Scénario : Robert Guédiguian,
Jean-Louis Milési
Réalisation : Robert Guédiguian

Production : Agat Films & Cie - France 3 Cinéma


Version : août 2010

© Presses Électroniques de France, 2013

"Aimez, vivez, cueillez les primevères,

Dansez, riez, brûlez vos cœurs, videz vos verres..."


Victor Hugo, Les pauvres gens.

Jour1

1. . USINE - QUAI BUREAU DIRECTION / EXT. JOUR

On entend des noms, cités les uns après les autres d'une voix forte, espacés de quelques secondes.

Michel

Pierre Moratier.

Comme un écho, une voix annonce:

Raoul

13.

Michel

Louis Toledano.

Raoul

14.

D'une grande boîte, comme une urne électorale, une main retire un papier plié, l'ouvre:

Michel

André Paul.

La main tend le papier à une autre mai.

Raoul

15.

La première main replonge dans l'urne, retire un autre papier:

Michel

Adrien Galoret.

Raoul

16.

On est dans la cour d'une usine coincée entre les rochers et les quais, à Marseille.

Michel

Omar Zamoun.

Raoul

17.

Autour de l'urne, les ouvriers sont graves. Un jeune homme de 22 ans croise les doigts dans son dos. C'est Christophe Brunet.

Michel

Serge Kasparian.

Raoul

18.

C'est Michel, la cinquantaine, qui sort les papiers et balance les noms. Il tient un papier ouvert et marque un temps avant de lire celui-ci.

Michel

Michel Marteron.

C'est à Raoul, même âge, que Michel tend les papiers. Michel et lui se regardent.

Raoul

T'es trop con !

(Michel lui fait un petit sourire, c'est son nom qu'il vient de tirer)

19.

Michel tire un autre papier et le lit.

Michel

Christophe Brunet.

Gros plan sur le visage du jeune homme de 22 ans qui accuse le coup : c'est Christophe Brunet; c'est son nom qui vient d'être tiré.

Raoul

Et 20.

C'était le dernier.

Michel

Voilà les gars. Ça fait vingt.

Silence.

Raoul a tendu un à un les papiers à un homme, assis derrière une table de fortune.

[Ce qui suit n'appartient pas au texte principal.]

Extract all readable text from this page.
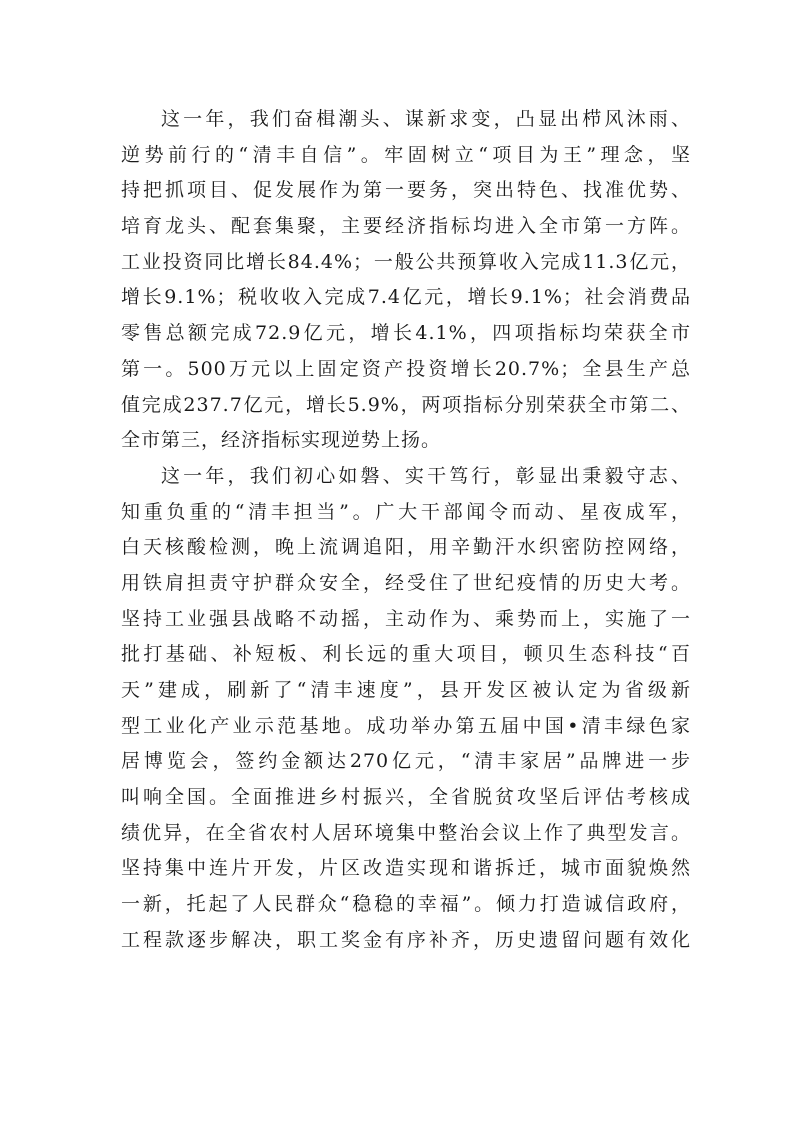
这一年，我们奋楫潮头、谋新求变，凸显出栉风沐雨、
逆势前行的“清丰自信”。牢固树立“项目为王”理念，坚
持把抓项目、促发展作为第一要务，突出特色、找准优势、
培育龙头、配套集聚，主要经济指标均进入全市第一方阵。
工业投资同比增长84.4%；一般公共预算收入完成11.3亿元，
增长9.1%；税收收入完成7.4亿元，增长9.1%；社会消费品
零售总额完成72.9亿元，增长4.1%，四项指标均荣获全市
第一。500万元以上固定资产投资增长20.7%；全县生产总
值完成237.7亿元，增长5.9%，两项指标分别荣获全市第二、
全市第三，经济指标实现逆势上扬。
这一年，我们初心如磐、实干笃行，彰显出秉毅守志、
知重负重的“清丰担当”。广大干部闻令而动、星夜成军，
白天核酸检测，晚上流调追阳，用辛勤汗水织密防控网络，
用铁肩担责守护群众安全，经受住了世纪疫情的历史大考。
坚持工业强县战略不动摇，主动作为、乘势而上，实施了一
批打基础、补短板、利长远的重大项目，顿贝生态科技“百
天”建成，刷新了“清丰速度”，县开发区被认定为省级新
型工业化产业示范基地。成功举办第五届中国•清丰绿色家
居博览会，签约金额达270亿元，“清丰家居”品牌进一步
叫响全国。全面推进乡村振兴，全省脱贫攻坚后评估考核成
绩优异，在全省农村人居环境集中整治会议上作了典型发言。
坚持集中连片开发，片区改造实现和谐拆迁，城市面貌焕然
一新，托起了人民群众“稳稳的幸福”。倾力打造诚信政府，
工程款逐步解决，职工奖金有序补齐，历史遗留问题有效化
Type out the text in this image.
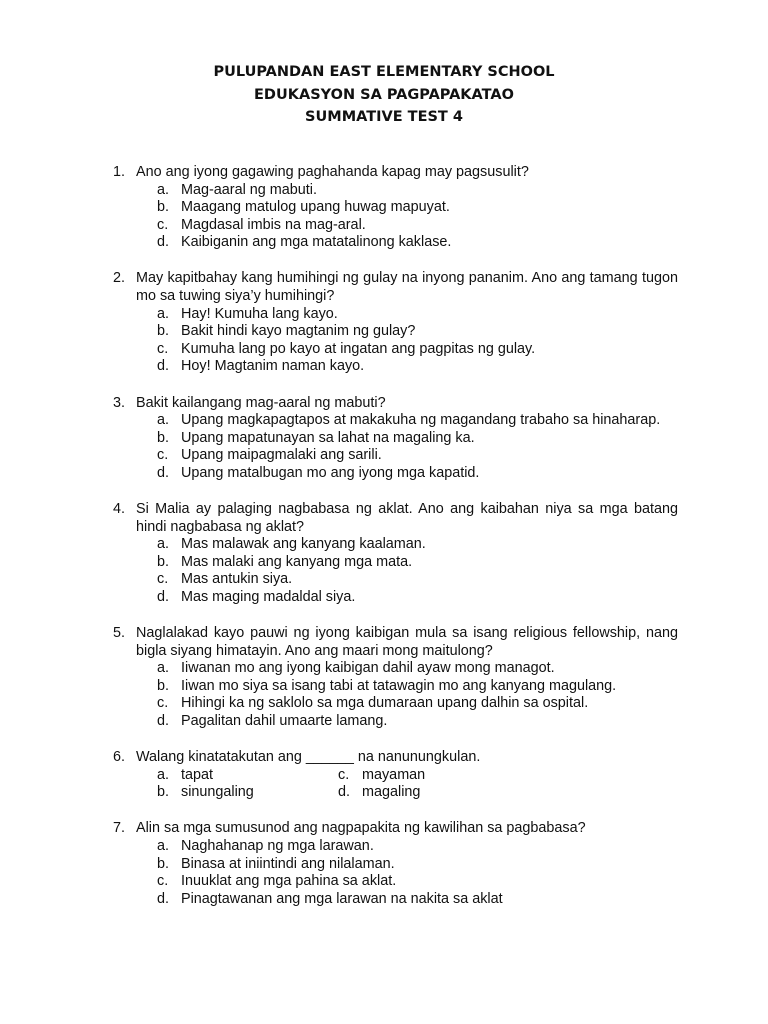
PULUPANDAN EAST ELEMENTARY SCHOOL
EDUKASYON SA PAGPAPAKATAO
SUMMATIVE TEST 4
1. Ano ang iyong gagawing paghahanda kapag may pagsusulit?
a. Mag-aaral ng mabuti.
b. Maagang matulog upang huwag mapuyat.
c. Magdasal imbis na mag-aral.
d. Kaibiganin ang mga matatalinong kaklase.
2. May kapitbahay kang humihingi ng gulay na inyong pananim. Ano ang tamang tugon mo sa tuwing siya’y humihingi?
a. Hay! Kumuha lang kayo.
b. Bakit hindi kayo magtanim ng gulay?
c. Kumuha lang po kayo at ingatan ang pagpitas ng gulay.
d. Hoy! Magtanim naman kayo.
3. Bakit kailangang mag-aaral ng mabuti?
a. Upang magkapagtapos at makakuha ng magandang trabaho sa hinaharap.
b. Upang mapatunayan sa lahat na magaling ka.
c. Upang maipagmalaki ang sarili.
d. Upang matalbugan mo ang iyong mga kapatid.
4. Si Malia ay palaging nagbabasa ng aklat. Ano ang kaibahan niya sa mga batang hindi nagbabasa ng aklat?
a. Mas malawak ang kanyang kaalaman.
b. Mas malaki ang kanyang mga mata.
c. Mas antukin siya.
d. Mas maging madaldal siya.
5. Naglalakad kayo pauwi ng iyong kaibigan mula sa isang religious fellowship, nang bigla siyang himatayin. Ano ang maari mong maitulong?
a. Iiwanan mo ang iyong kaibigan dahil ayaw mong managot.
b. Iiwan mo siya sa isang tabi at tatawagin mo ang kanyang magulang.
c. Hihingi ka ng saklolo sa mga dumaraan upang dalhin sa ospital.
d. Pagalitan dahil umaarte lamang.
6. Walang kinatatakutan ang ______ na nanunungkulan.
a. tapat	c. mayaman
b. sinungaling	d. magaling
7. Alin sa mga sumusunod ang nagpapakita ng kawilihan sa pagbabasa?
a. Naghahanap ng mga larawan.
b. Binasa at iniintindi ang nilalaman.
c. Inuuklat ang mga pahina sa aklat.
d. Pinagtawanan ang mga larawan na nakita sa aklat
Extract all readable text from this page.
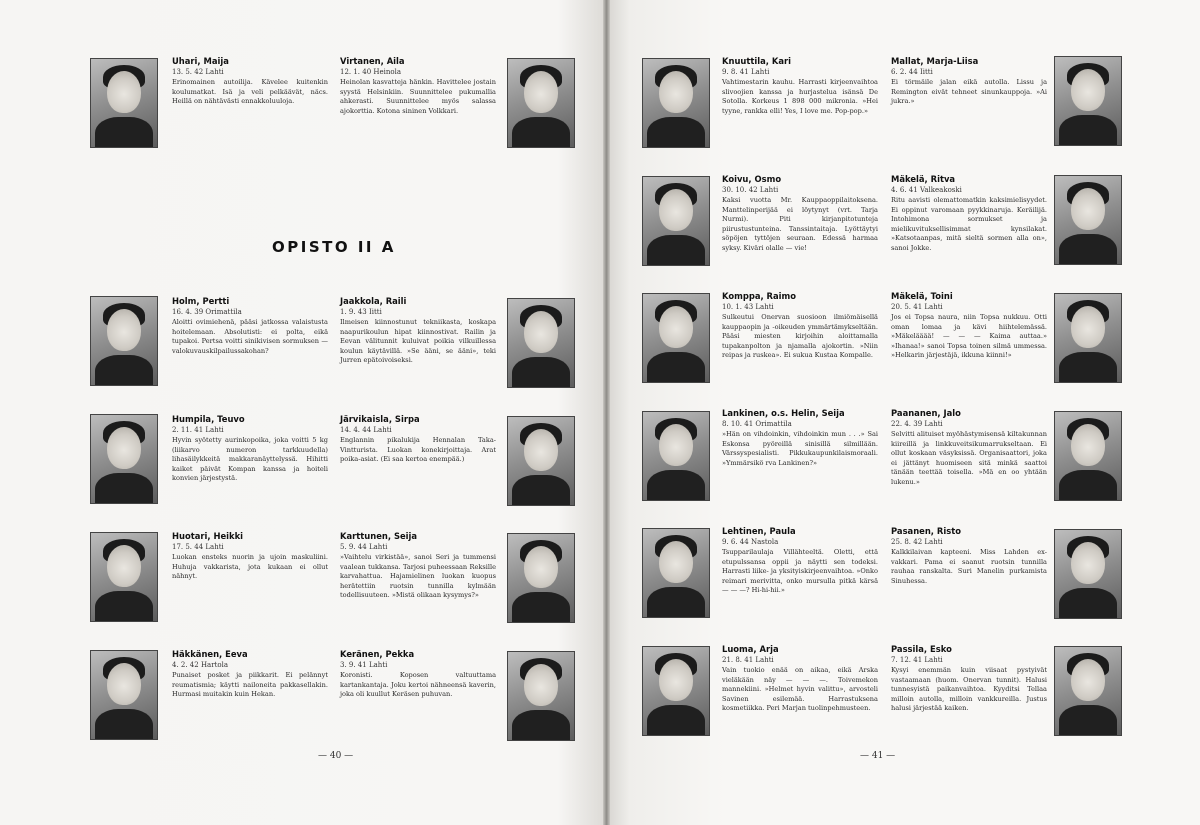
Uhari, Maija
13. 5. 42 Lahti
Erinomainen autoilija. Kävelee kuitenkin koulumatkat. Isä ja veli pelkäävät, näcs. Heillä on nähtävästi ennakkoluuloja.
Virtanen, Aila
12. 1. 40 Heinola
Heinolan kasvatteja hänkin. Havittelee jostain syystä Helsinkiin. Suunnittelee pukumallia ahkerasti. Suunnittelee myös salassa ajokorttia. Kotona sininen Volkkari.
OPISTO II A
Holm, Pertti
16. 4. 39 Orimattila
Aloitti ovimiehenä, pääsi jatkossa valaistusta hoitelemaan. Absolutisti: ei polta, eikä tupakoi. Pertsa voitti sinikivisen sormuksen — valokuvauskilpailussakohan?
Jaakkola, Raili
1. 9. 43 Iitti
Ilmeisen kiinnostunut tekniikasta, koskapa naapurikoulun hipat kiinnostivat. Railin ja Eevan välitunnit kuluivat poikia vilkuillessa koulun käytävillä. »Se ääni, se ääni», teki Jurren epätoivoiseksi.
Humpila, Teuvo
2. 11. 41 Lahti
Hyvin syötetty aurinkopoika, joka voitti 5 kg (liikarvo numeron tarkkuudella) lihasäilykkeitä makkaranäyttelyssä. Hihitti kaiket päivät Kompan kanssa ja hoiteli konvien järjestystä.
Järvikaisla, Sirpa
14. 4. 44 Lahti
Englannin pikalukija Hennalan Taka-Vintturista. Luokan konekirjoittaja. Arat poika-asiat. (Ei saa kertoa enempää.)
Huotari, Heikki
17. 5. 44 Lahti
Luokan ensteks nuorin ja ujoin maskuliini. Huhuja vakkarista, jota kukaan ei ollut nähnyt.
Karttunen, Seija
5. 9. 44 Lahti
»Vaihtelu virkistää», sanoi Seri ja tummensi vaalean tukkansa. Tarjosi puheessaan Reksille karvahattua. Hajamielinen luokan kuopus herätettiin ruotsin tunnilla kylmään todellisuuteen. »Mistä olikaan kysymys?»
Häkkänen, Eeva
4. 2. 42 Hartola
Punaiset posket ja piikkarit. Ei pelännyt reumatismia; käytti nailoneita pakkasellakin. Hurmasi muitakin kuin Hekan.
Keränen, Pekka
3. 9. 41 Lahti
Koronisti. Koposen valtuuttama kartankantaja. Joku kertoi nähneensä kaverin, joka oli kuullut Keräsen puhuvan.
— 40 —
Knuuttila, Kari
9. 8. 41 Lahti
Vahtimestarin kauhu. Harrasti kirjeenvaihtoa slivoojien kanssa ja hurjastelua isänsä De Sotolla. Korkeus 1 898 000 mikronia. »Hei tyyne, rankka elli! Yes, I love me. Pop-pop.»
Mallat, Marja-Liisa
6. 2. 44 Iitti
Ei törmäile jalan eikä autolla. Lissu ja Remington eivät tehneet sinunkauppoja. »Ai jukra.»
Koivu, Osmo
30. 10. 42 Lahti
Kaksi vuotta Mr. Kauppaoppilaitoksena. Manttelinperijää ei löytynyt (vrt. Tarja Nurmi). Piti kirjanpitotunteja piirustustunteina. Tanssintaitaja. Lyöttäytyi söpöjen tyttöjen seuraan. Edessä harmaa syksy. Kiväri olalle — vie!
Mäkelä, Ritva
4. 6. 41 Valkeakoski
Ritu aavisti olemattomatkin kaksimielisyydet. Ei oppinut varomaan pyykkinaruja. Keräilijä. Intohimona sormukset ja mielikuvituksellisimmat kynsilakat. »Katsotaanpas, mitä sieltä sormen alla on», sanoi Jokke.
Komppa, Raimo
10. 1. 43 Lahti
Sulkeutui Onervan suosioon ilmiömäisellä kauppaopin ja -oikeuden ymmärtämykseltään. Pääsi miesten kirjoihin aloittamalla tupakanpolton ja njamalla ajokortin. »Niin reipas ja ruskea». Ei sukua Kustaa Kompalle.
Mäkelä, Toini
20. 5. 41 Lahti
Jos ei Topsa naura, niin Topsa nukkuu. Otti oman lomaa ja kävi hiihtelemässä. »Mäkelääää! — — — Kaima auttaa.» »Ihanaa!» sanoi Topsa toinen silmä ummessa. »Helkarin järjestäjä, ikkuna kiinni!»
Lankinen, o.s. Helin, Seija
8. 10. 41 Orimattila
»Hän on vihdoinkin, vihdoinkin mun . . .» Sai Eskonsa pyöreillä sinisillä silmillään. Värssyspesialisti. Pikkukaupunkilaismoraali. »Ymmärsikö rva Lankinen?»
Paananen, Jalo
22. 4. 39 Lahti
Selvitti alituiset myöhästymisensä kiltakunnan kiireillä ja linkkuveitsikumarrukseltaan. Ei ollut koskaan väsyksissä. Organisaattori, joka ei jättänyt huomiseen sitä minkä saattoi tänään teettää toisella. »Mä en oo yhtään lukenu.»
Lehtinen, Paula
9. 6. 44 Nastola
Tsupparilaulaja Villähteeltä. Oletti, että etupulssansa oppii ja näytti sen todeksi. Harrasti liike- ja yksityiskirjeenvaihtoa. »Onko reimari merivitta, onko mursulla pitkä kärsä — — —? Hi-hi-hii.»
Pasanen, Risto
25. 8. 42 Lahti
Kalkkilaivan kapteeni. Miss Lahden ex-vakkari. Pama ei saanut ruotsin tunnilla rauhaa ranskalta. Suri Manelin purkamista Sinuhessa.
Luoma, Arja
21. 8. 41 Lahti
Vain tuokio enää on aikaa, eikä Arska vieläkään näy — — —. Toivemekon mannekiini. »Helmet hyvin valittu», arvosteli Savinen esilemää. Harrastuksena kosmetiikka. Peri Marjan tuolinpehmusteen.
Passila, Esko
7. 12. 41 Lahti
Kysyi enemmän kuin viisaat pystyivät vastaamaan (huom. Onervan tunnit). Halusi tunnesyistä paikanvaihtoa. Kyyditsi Tellaa milloin autolla, milloin vankkureilla. Justus halusi järjestää kaiken.
— 41 —
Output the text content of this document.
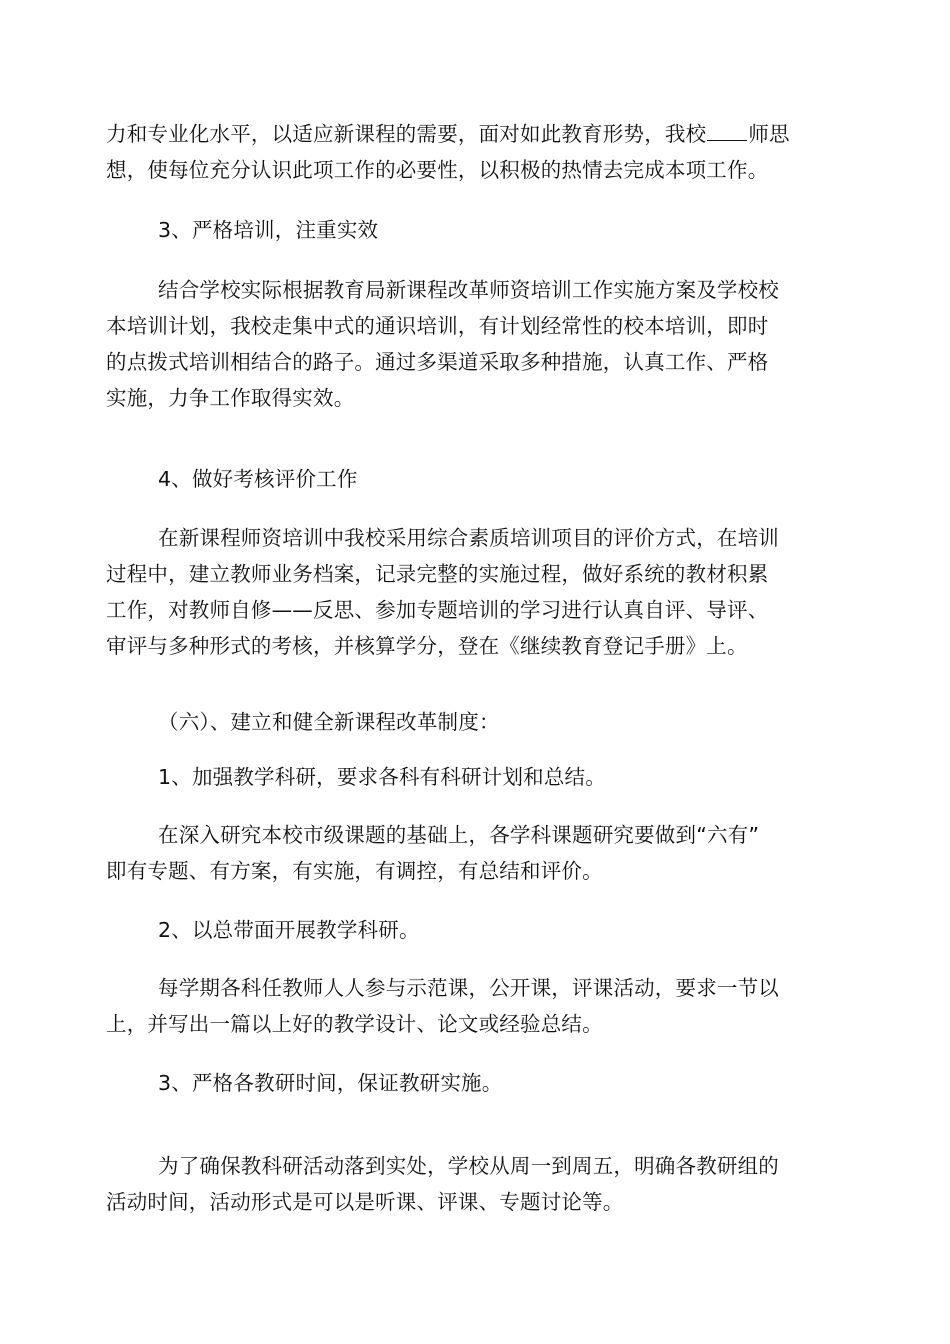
力和专业化水平，以适应新课程的需要，面对如此教育形势，我校 师思
想，使每位充分认识此项工作的必要性，以积极的热情去完成本项工作。
3、严格培训，注重实效
结合学校实际根据教育局新课程改革师资培训工作实施方案及学校校
本培训计划，我校走集中式的通识培训，有计划经常性的校本培训，即时
的点拨式培训相结合的路子。通过多渠道采取多种措施，认真工作、严格
实施，力争工作取得实效。
4、做好考核评价工作
在新课程师资培训中我校采用综合素质培训项目的评价方式，在培训
过程中，建立教师业务档案，记录完整的实施过程，做好系统的教材积累
工作，对教师自修——反思、参加专题培训的学习进行认真自评、导评、
审评与多种形式的考核，并核算学分，登在《继续教育登记手册》上。
（六）、建立和健全新课程改革制度：
1、加强教学科研，要求各科有科研计划和总结。
在深入研究本校市级课题的基础上，各学科课题研究要做到“六有”
即有专题、有方案，有实施，有调控，有总结和评价。
2、以总带面开展教学科研。
每学期各科任教师人人参与示范课，公开课，评课活动，要求一节以
上，并写出一篇以上好的教学设计、论文或经验总结。
3、严格各教研时间，保证教研实施。
为了确保教科研活动落到实处，学校从周一到周五，明确各教研组的
活动时间，活动形式是可以是听课、评课、专题讨论等。
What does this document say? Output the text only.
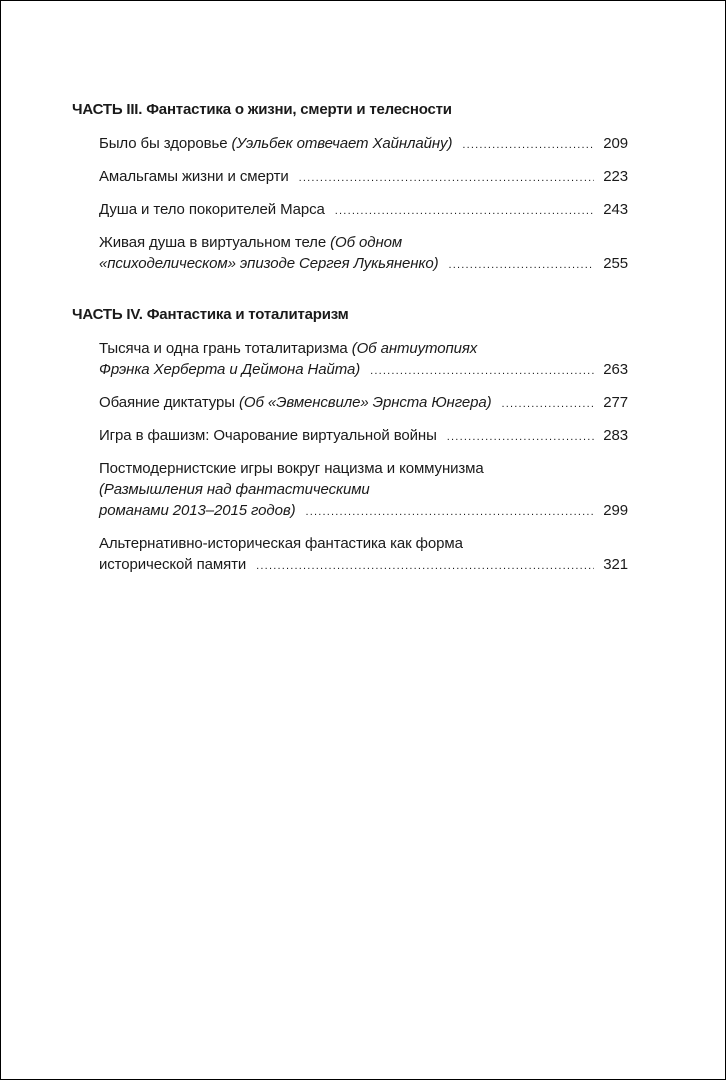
ЧАСТЬ III. Фантастика о жизни, смерти и телесности
Было бы здоровье (Уэльбек отвечает Хайнлайну) .....	209
Амальгамы жизни и смерти .....	223
Душа и тело покорителей Марса .....	243
Живая душа в виртуальном теле (Об одном
«психоделическом» эпизоде Сергея Лукьяненко) .....	255
ЧАСТЬ IV. Фантастика и тоталитаризм
Тысяча и одна грань тоталитаризма (Об антиутопиях
Фрэнка Херберта и Деймона Найта) .....	263
Обаяние диктатуры (Об «Эвменсвиле» Эрнста Юнгера) .....	277
Игра в фашизм: Очарование виртуальной войны .....	283
Постмодернистские игры вокруг нацизма и коммунизма
(Размышления над фантастическими
романами 2013–2015 годов) .....	299
Альтернативно-историческая фантастика как форма
исторической памяти .....	321
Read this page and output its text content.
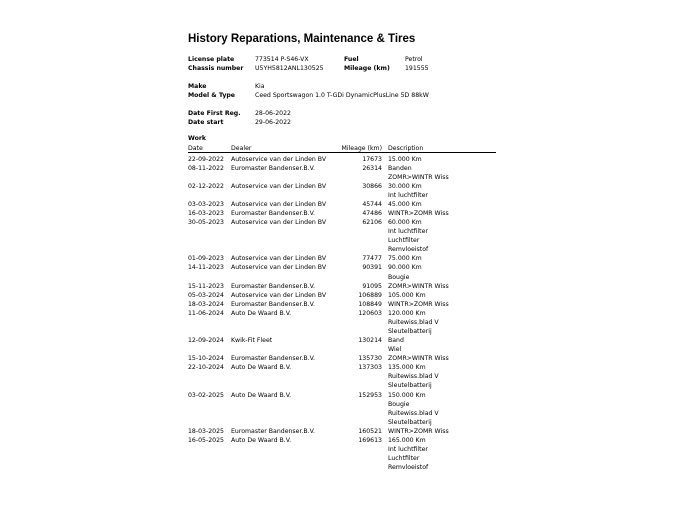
History Reparations, Maintenance & Tires
License plate	773514 P-S46-VX	Fuel	Petrol
Chassis number U5YH5812ANL130525	Mileage (km) 191555
Make	Kia
Model & Type	Ceed Sportswagon 1.0 T-GDi DynamicPlusLine 5D 88kW
Date First Reg. 28-06-2022
Date start	29-06-2022
Work
Date	Dealer	Mileage (km) Description
22-09-2022 Autoservice van der Linden BV	17673 15.000 Km
08-11-2022 Euromaster Bandenser.B.V.	26314 Banden
ZOMR>WINTR Wiss
02-12-2022 Autoservice van der Linden BV	30866 30.000 Km
Int luchtfilter
03-03-2023 Autoservice van der Linden BV	45744 45.000 Km
16-03-2023 Euromaster Bandenser.B.V.	47486 WINTR>ZOMR Wiss
30-05-2023 Autoservice van der Linden BV	62106 60.000 Km
Int luchtfilter
Luchtfilter
Remvloeistof
01-09-2023 Autoservice van der Linden BV	77477 75.000 Km
14-11-2023 Autoservice van der Linden BV	90391 90.000 Km
Bougie
15-11-2023 Euromaster Bandenser.B.V.	91095 ZOMR>WINTR Wiss
05-03-2024 Autoservice van der Linden BV	106889 105.000 Km
18-03-2024 Euromaster Bandenser.B.V.	108849 WINTR>ZOMR Wiss
11-06-2024 Auto De Waard B.V.	120603 120.000 Km
Ruitewiss.blad V
Sleutelbatterij
12-09-2024 Kwik-Fit Fleet	130214 Band
Wiel
15-10-2024 Euromaster Bandenser.B.V.	135730 ZOMR>WINTR Wiss
22-10-2024 Auto De Waard B.V.	137303 135.000 Km
Ruitewiss.blad V
Sleutelbatterij
03-02-2025 Auto De Waard B.V.	152953 150.000 Km
Bougie
Ruitewiss.blad V
Sleutelbatterij
18-03-2025 Euromaster Bandenser.B.V.	160521 WINTR>ZOMR Wiss
16-05-2025 Auto De Waard B.V.	169613 165.000 Km
Int luchtfilter
Luchtfilter
Remvloeistof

L'homme, au fur et à mesure, a noté les noms sur une feuille. Il se lève à présent:

Homme

Je vais communiquer la liste là-haut.

Il indique un bâtiment; depuis une fenêtre, plusieurs cadres les observent.

Sous le regard de tous les autres, il se dirige vers le bâtiment où il pénètre.

Les vingt bouts de papier sont étalés sur la table, près de l'urne. Un petit vent les agite.

Les hommes se taisent, ceux dont le nom n'a pas été tiré, malgré tout soulagés.

Les autres, pour certains résignés, tête basse, pour d'autres une colère contenue, à fleur de regard et de poings.

Michel prend la parole, sa voix a changé, plus fragile.

Michel

Camarades, n'ayez pas de regrets. Dans les circonstances d'aujourd'hui, c'était ce qu'il fallait faire... On aurait pu tout perdre... C'est mieux que rien.

Personne ne commente.

L'homme parti communiquer la liste revient, il hoche la tête en direction de Michel.

Il n'y a plus personne pour les regarder depuis les fenêtres du bâtiment.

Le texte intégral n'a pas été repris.